Granted that both domestic and international financial markets constrain governments to some degree, the critical question is how much. At this stage, the evidence is that financial markets have raised the cost of pursuing inflationary policies (or, if you prefer, encouraged the adoption of deflationary policies), but that their power to impose their policy preferences in other areas has been greatly overstated.

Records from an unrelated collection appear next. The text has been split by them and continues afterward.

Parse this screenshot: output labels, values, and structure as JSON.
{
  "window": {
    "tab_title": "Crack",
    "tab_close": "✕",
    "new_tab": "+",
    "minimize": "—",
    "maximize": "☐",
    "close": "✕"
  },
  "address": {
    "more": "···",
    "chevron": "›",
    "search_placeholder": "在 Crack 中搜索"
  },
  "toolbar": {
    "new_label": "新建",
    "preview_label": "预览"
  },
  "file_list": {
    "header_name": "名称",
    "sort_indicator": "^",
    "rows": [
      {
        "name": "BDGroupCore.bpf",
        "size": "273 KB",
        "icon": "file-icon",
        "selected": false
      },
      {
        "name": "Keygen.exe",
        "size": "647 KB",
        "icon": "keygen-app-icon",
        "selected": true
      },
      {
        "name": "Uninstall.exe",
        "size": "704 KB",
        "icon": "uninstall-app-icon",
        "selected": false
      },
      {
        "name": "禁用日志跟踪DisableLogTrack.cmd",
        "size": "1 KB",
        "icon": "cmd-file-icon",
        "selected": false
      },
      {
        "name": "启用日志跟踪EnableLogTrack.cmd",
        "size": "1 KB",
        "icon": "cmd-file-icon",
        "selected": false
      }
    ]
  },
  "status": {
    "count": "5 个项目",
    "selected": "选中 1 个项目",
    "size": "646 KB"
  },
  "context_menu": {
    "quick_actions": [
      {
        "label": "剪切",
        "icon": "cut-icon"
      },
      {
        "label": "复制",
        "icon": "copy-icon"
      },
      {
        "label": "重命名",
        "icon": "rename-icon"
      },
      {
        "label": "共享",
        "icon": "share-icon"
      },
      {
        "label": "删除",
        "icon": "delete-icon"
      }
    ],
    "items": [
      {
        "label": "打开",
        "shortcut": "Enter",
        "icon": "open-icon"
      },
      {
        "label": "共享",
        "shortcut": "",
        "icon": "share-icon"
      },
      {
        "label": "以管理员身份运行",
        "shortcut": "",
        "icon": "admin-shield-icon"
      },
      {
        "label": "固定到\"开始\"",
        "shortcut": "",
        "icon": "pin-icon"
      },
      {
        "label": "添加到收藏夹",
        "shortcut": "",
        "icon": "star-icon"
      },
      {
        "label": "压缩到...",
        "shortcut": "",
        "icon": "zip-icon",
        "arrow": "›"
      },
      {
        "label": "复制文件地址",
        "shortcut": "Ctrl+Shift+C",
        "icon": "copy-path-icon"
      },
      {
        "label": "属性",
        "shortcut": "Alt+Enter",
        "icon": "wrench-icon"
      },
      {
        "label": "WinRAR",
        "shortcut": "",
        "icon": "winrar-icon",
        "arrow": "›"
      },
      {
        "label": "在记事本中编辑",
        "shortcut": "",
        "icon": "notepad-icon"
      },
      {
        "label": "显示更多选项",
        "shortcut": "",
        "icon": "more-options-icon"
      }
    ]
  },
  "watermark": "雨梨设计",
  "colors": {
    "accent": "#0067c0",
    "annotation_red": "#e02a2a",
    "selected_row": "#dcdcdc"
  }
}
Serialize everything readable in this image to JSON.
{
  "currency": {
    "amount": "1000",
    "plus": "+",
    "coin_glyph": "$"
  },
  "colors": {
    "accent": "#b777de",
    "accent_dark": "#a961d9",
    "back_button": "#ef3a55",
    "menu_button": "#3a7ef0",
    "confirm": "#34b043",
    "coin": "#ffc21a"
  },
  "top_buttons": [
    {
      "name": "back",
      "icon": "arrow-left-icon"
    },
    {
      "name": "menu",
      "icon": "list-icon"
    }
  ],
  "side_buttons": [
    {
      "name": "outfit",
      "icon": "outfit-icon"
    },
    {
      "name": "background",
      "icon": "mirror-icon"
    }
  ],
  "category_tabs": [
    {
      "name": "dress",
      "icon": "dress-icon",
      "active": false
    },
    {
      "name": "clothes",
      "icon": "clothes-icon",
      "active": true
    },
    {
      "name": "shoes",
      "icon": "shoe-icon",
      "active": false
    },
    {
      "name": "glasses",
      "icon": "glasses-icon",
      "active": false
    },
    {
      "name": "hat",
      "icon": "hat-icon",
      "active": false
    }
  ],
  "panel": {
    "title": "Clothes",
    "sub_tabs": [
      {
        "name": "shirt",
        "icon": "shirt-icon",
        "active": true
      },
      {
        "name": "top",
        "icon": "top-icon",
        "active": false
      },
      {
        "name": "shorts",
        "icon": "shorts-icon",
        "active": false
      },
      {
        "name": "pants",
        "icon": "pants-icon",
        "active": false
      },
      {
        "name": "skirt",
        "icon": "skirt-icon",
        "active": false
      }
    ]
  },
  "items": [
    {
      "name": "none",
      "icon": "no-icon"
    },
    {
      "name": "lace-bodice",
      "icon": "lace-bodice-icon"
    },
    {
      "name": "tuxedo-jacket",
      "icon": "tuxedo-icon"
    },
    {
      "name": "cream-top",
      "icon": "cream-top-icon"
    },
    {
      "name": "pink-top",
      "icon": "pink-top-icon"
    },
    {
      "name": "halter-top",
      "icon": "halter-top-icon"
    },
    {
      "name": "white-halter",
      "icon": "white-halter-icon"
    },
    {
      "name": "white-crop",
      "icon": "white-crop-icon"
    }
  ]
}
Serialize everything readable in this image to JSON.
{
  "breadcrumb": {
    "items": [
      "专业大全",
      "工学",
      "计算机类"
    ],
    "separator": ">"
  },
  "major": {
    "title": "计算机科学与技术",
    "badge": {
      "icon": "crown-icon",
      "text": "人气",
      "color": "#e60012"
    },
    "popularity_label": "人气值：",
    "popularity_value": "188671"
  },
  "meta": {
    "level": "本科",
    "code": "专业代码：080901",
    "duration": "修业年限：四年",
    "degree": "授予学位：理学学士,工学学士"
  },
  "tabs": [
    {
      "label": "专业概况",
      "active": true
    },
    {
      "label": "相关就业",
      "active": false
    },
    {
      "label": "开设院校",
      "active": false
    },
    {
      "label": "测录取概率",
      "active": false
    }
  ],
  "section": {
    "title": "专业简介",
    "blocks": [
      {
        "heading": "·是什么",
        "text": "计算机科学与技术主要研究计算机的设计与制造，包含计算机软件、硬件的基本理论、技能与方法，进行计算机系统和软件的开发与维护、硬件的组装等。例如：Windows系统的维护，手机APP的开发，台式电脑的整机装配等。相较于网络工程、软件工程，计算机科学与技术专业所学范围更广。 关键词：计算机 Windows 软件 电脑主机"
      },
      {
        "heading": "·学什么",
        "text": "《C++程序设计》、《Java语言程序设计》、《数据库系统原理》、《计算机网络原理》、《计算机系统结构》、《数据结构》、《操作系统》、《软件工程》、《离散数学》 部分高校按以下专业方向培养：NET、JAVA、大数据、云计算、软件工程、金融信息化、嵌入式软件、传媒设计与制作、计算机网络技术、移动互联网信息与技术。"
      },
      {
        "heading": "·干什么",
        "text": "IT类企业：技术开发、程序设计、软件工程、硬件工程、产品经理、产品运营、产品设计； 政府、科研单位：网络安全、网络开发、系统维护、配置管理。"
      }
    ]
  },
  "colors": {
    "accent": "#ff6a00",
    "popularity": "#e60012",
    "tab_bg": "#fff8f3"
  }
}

Oddly enough, having spent most of the book emphasising the rigidity of the golden straightjacket, Friedman ends by proclaiming himself a social democrat and advocating substantial government intervention, not merely to provide safety nets for the losers from globalization but to ensure equality of opportunity. Correctly enough, Friedman argues that without a social safety net the losers from globalization will eventually generate a backlash that will kill the entire process. But the question of how the 'Electronic Herd', motivated solely by considerations of market value, is supposed to muster the enlightened self-interest to countenance such a policy is not broached. Experience so far suggests that there is no level of slash-and-burn welfare cutting too deep to win the approval of the markets. If they are as all-powerful as Friedman suggests, the prospects for the social safety-net are bleak.
Contradictions abound, then, but an essential feature of 'vogue' words is that they can encompass many contradictory elements. The result is that argument based on such words is almost impossible to refute. In the few months since the publication of Friedman's book, a surprising number of his claims and predictions have turned out to be erroneous, and yet the force of conviction that it carries is scarcely diminished.
Friedman (writing in February 1999) devotes quite a few pages to Compaq Computer and its CEO Eckhart Pfeiffer, whom he presents as the beau ideal of the fast-moving global entrepreneur. By April, Compaq was losing money and Pfeiffer was history. But that just shows how fast-moving the world of globalization really is.
More seriously, Friedman presents his 'Golden Arches' theory of conflict prevention - that no two countries rich and market-oriented enough to possess a MacDonalds outlet will ever fight a war. Once again, February's prediction was invalidated by April, when CNN could film MacDonalds customers in Serbia surveying the damage from NATO bombers whose crews were doubtless munching on Big Macs as they approached their targets. But of course, Friedman can invoke the 'olive tree' part of his thesis, to explain this lapse - the Serbs and the Kosovars both wanted to plant their olive trees in the same place.
Finally, almost every reviewer of the book has noted Friedman's relentless name-dropping and self-reference. On every second page, the reader is treated to 'As I observed to Prince X ..' or 'As Prime Minister Y confided in me ...' But history is always written by the winners, and theories of history, in most cases, are simply explanations of why one group or another (the Prussian State, the British Empire, the working class or whoever) will inevitably triumph. Globalization is all about the triumph of an elite that transcends national boundaries, its members moving around the world with the same ease with which they transfer information and capital. Friedman's transparent self-identification with that elite simply reinforces his message.